Search code examples
sqlgroup-bysubquerysnowflake-cloud-data-platform

Exploding an object column, concatenating the results and adding them to the original rows


I have a Snowflake table similar to this:

CREATE OR REPLACE VIEW EXAMPLE AS 
SELECT $1 AS ID_EXAMPLE, 
       PARSE_JSON($2) AS SOME_JSON
  FROM (VALUES ('a','[1,2]'),
               ('b','[3,4]'));

I want to create a derived view with the same structure, but with an extra column that is the string concatenation of the values inside the JSON column.

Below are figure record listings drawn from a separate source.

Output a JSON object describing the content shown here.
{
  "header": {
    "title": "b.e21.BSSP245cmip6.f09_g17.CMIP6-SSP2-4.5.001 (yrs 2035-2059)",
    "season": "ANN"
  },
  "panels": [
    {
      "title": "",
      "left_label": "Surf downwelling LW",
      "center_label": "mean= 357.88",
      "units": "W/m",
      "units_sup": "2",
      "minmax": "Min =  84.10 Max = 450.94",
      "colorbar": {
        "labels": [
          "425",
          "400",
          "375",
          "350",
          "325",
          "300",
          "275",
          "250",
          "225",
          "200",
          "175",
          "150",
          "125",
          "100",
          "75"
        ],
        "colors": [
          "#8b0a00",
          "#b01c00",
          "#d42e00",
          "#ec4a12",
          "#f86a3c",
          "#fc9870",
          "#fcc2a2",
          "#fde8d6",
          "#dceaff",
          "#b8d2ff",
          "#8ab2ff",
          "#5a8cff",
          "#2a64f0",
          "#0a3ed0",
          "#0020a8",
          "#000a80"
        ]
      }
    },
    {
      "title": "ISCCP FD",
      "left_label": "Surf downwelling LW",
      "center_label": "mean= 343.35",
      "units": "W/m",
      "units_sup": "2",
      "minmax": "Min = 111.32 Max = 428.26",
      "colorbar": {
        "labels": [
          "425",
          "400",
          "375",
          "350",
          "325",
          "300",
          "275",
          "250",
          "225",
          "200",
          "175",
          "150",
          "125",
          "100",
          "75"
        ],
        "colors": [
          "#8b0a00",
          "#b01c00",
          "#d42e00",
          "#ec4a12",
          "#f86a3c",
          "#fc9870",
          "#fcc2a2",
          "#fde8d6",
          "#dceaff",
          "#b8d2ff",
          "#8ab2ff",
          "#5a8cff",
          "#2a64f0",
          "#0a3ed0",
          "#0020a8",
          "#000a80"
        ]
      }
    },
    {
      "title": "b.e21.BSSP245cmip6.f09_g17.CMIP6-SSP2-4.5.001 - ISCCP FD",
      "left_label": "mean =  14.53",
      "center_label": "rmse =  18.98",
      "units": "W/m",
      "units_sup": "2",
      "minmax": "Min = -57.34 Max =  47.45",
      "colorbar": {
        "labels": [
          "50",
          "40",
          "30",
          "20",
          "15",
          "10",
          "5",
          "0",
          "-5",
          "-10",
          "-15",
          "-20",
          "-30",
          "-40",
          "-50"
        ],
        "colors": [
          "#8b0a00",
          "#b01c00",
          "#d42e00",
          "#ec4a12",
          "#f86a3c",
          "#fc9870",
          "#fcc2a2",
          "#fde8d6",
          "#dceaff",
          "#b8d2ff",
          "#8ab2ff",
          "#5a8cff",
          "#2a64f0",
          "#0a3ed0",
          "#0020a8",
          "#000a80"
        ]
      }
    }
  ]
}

This attempt at query for the new view doesn't work:

SELECT E.*,
       EXTRA.VALUE AS EXTRA_COL
 FROM EXAMPLE E
 CROSS JOIN LATERAL 
   (SELECT LISTAGG(VALUE,'/') AS VALUE 
      FROM TABLE(FLATTEN(INPUT => E.SOME_JSON))) EXTRA;             

It fails with "SQL compilation error: Unsupported subquery type cannot be evaluated".

This query using GROUP BY does work:

SELECT E.*,        
       LISTAGG(EXTRA.VALUE,'/') AS EXTRA_COL
FROM EXAMPLE E
CROSS JOIN LATERAL FLATTEN(INPUT => E.SOME_JSON) EXTRA
GROUP BY E.ID_EXAMPLE, E.SOME_JSON;

The problem is that my real table has a huge number of columns, so the GROUP BY will be cumbersome to write and maintain. Is there some way of formulating the query that doesn't involve writing the complete GROUP BY clause?


Solution

  • So moving the create to a CTE to just prove the error still happens in this form:

    WITH the_view AS (
      SELECT $1 AS ID_EXAMPLE, 
           PARSE_JSON($2) AS SOME_JSON
      FROM (VALUES ('a','[1,2]'),
                   ('b','[3,4]'))
    )
    SELECT E.*,
           EXTRA.VALUE AS EXTRA_COL
     FROM the_view E
     CROSS JOIN LATERAL 
       (SELECT LISTAGG(VALUE,'/') AS VALUE 
          FROM TABLE(FLATTEN(INPUT => E.SOME_JSON))) EXTRA;  
    

    and it does, if we move the sub-select to it's own level CTE we can join on the id_column

    WITH example AS (
      SELECT $1 AS ID_EXAMPLE, 
           PARSE_JSON($2) AS SOME_JSON
      FROM VALUES ('a','[1,2]'),
                  ('b','[3,4]')
    ), sub_process AS (
      SELECT E.ID_EXAMPLE,        
         LISTAGG(EXTRA.VALUE,'/') AS EXTRA_COL
      FROM EXAMPLE E,
      TABLE(FLATTEN(INPUT => E.SOME_JSON)) EXTRA
      GROUP BY E.ID_EXAMPLE
    )
    SELECT e.*,
           s.EXTRA_COL
     FROM example AS e
     JOIN sub_process s ON E.ID_EXAMPLE = s.ID_EXAMPLE;  
    

    which gives:

    ID_EXAMPLE  SOME_JSON   EXTRA_COL
    a   [    1,    2  ]     1/2
    b   [    3,    4  ]     3/4
    

    that seems to solve the problem.